I find that I really like Stephen King as a personality, and respect him as a thoughtful craftsman of ideas, but don't have much interest in actually reading his books.

I did get a kick out of listening to the audio version of his "On Writing" though, and found it fascinating to get a sense of his process, which really is very much about specifically and methodically avoiding stylized prose.

Never ruminate when you can just think, never saunter when you can just walk, never elucidate when you can just explain, that sorta stuff.

Which does make perfect sense in terms of conversing with a mass audience, and King has the stats to prove it, but man, it just takes all the fun out of it for me!
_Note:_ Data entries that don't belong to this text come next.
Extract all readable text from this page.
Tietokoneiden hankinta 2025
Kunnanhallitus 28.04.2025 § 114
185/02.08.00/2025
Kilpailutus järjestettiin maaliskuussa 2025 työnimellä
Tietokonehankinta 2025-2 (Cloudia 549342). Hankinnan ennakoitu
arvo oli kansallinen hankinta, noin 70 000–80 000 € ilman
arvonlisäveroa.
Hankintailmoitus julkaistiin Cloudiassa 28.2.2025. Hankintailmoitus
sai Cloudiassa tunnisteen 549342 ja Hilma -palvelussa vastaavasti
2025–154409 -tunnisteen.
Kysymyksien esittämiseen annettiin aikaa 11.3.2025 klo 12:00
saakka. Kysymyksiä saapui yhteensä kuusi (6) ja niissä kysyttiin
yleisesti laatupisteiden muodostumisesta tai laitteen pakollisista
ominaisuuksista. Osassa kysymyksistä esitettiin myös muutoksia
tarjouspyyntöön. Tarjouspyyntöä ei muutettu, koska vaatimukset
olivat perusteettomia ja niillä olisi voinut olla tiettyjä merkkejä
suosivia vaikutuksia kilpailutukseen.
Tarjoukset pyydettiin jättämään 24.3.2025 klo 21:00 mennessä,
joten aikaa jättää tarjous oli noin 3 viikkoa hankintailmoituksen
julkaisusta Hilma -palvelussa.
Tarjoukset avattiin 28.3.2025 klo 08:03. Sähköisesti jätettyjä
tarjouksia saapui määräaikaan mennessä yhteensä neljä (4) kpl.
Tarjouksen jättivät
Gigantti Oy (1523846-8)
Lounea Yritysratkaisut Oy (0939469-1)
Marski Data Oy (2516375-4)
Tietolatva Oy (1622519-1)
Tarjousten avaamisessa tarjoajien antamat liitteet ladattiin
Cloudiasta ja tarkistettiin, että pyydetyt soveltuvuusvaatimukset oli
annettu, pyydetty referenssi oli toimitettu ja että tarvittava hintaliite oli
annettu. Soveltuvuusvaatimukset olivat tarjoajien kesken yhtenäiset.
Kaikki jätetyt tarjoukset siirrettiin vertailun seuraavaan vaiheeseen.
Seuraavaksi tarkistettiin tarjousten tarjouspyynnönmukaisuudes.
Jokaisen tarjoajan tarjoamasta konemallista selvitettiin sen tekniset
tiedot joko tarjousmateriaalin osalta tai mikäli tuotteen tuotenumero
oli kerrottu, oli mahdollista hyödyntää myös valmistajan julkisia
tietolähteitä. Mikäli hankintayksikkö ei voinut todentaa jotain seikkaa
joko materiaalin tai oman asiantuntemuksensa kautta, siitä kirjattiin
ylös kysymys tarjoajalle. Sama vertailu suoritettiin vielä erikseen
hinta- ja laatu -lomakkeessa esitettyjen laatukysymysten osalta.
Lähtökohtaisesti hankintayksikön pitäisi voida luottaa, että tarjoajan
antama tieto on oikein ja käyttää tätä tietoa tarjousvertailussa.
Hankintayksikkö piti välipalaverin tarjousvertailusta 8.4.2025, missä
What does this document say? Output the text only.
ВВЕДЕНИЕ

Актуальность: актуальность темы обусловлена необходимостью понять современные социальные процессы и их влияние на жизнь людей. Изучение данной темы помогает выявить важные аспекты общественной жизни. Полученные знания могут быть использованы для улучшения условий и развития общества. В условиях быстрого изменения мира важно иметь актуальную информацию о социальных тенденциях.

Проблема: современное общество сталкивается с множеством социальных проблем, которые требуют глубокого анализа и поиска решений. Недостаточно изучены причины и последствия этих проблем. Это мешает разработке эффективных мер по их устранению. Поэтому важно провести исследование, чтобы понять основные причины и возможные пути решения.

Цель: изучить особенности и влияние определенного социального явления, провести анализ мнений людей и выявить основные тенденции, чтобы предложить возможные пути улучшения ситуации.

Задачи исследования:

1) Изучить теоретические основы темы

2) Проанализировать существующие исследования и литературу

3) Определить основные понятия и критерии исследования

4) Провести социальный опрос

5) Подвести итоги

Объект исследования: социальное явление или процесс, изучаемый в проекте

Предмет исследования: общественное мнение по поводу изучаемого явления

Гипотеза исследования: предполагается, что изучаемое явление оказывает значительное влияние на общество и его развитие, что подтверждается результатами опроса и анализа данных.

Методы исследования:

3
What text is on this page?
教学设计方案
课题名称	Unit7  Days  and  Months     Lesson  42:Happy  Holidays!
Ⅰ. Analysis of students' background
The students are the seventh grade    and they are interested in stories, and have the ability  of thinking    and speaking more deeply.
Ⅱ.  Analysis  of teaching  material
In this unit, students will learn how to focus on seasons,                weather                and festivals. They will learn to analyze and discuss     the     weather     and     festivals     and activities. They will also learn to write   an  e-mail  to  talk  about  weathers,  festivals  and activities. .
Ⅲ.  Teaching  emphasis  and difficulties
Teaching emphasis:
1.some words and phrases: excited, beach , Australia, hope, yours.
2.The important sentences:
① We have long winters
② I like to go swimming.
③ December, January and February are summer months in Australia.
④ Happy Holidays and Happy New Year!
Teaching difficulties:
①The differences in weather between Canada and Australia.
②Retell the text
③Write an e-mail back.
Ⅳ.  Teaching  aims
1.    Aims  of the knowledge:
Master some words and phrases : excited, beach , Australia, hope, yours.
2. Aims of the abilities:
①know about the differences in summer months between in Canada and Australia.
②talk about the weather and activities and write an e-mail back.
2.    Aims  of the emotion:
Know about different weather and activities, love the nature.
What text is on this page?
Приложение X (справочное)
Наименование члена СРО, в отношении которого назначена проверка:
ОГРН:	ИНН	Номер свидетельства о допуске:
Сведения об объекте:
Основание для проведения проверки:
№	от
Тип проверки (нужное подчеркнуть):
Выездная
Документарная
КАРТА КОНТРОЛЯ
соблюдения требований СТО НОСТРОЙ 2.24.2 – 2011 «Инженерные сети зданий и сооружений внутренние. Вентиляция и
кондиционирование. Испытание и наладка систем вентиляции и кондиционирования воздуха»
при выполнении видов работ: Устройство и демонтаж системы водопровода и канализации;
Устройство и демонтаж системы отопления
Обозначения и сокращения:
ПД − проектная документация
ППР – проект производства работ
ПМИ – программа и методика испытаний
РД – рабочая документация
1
I've never actually seen the X-Files, but it feels like I have because it is such a loud pop culture phenomenon.

Maybe when one of RAW's intellectual properties is finally loosed upon the mainstream, in a strange loop, it will be because the rip offs paved the way for the source material's mass appeal :)))

michael said...

Eric- I found I agreed with RAW about King. And, like Bob Campbell, I like King as a public person. I'm glad Eric chimed in to stand up for KIng's style.

What I find really interesting about this "style" thing: it tells us about RAW's esthetic preferences in a more granular way. The baroque quality of Lovecraft, Chandler's incredible similes...RAW agreed with Nietzsche: to improve your mind improve your style. And yet "style" remains subjective. We can make laundry lists of the "qualities" we admire in someone's style, and we probably aspire to something similar in ourselves.

And yet, aye, Eric: Different lanes for different brains. Different models for different muddles.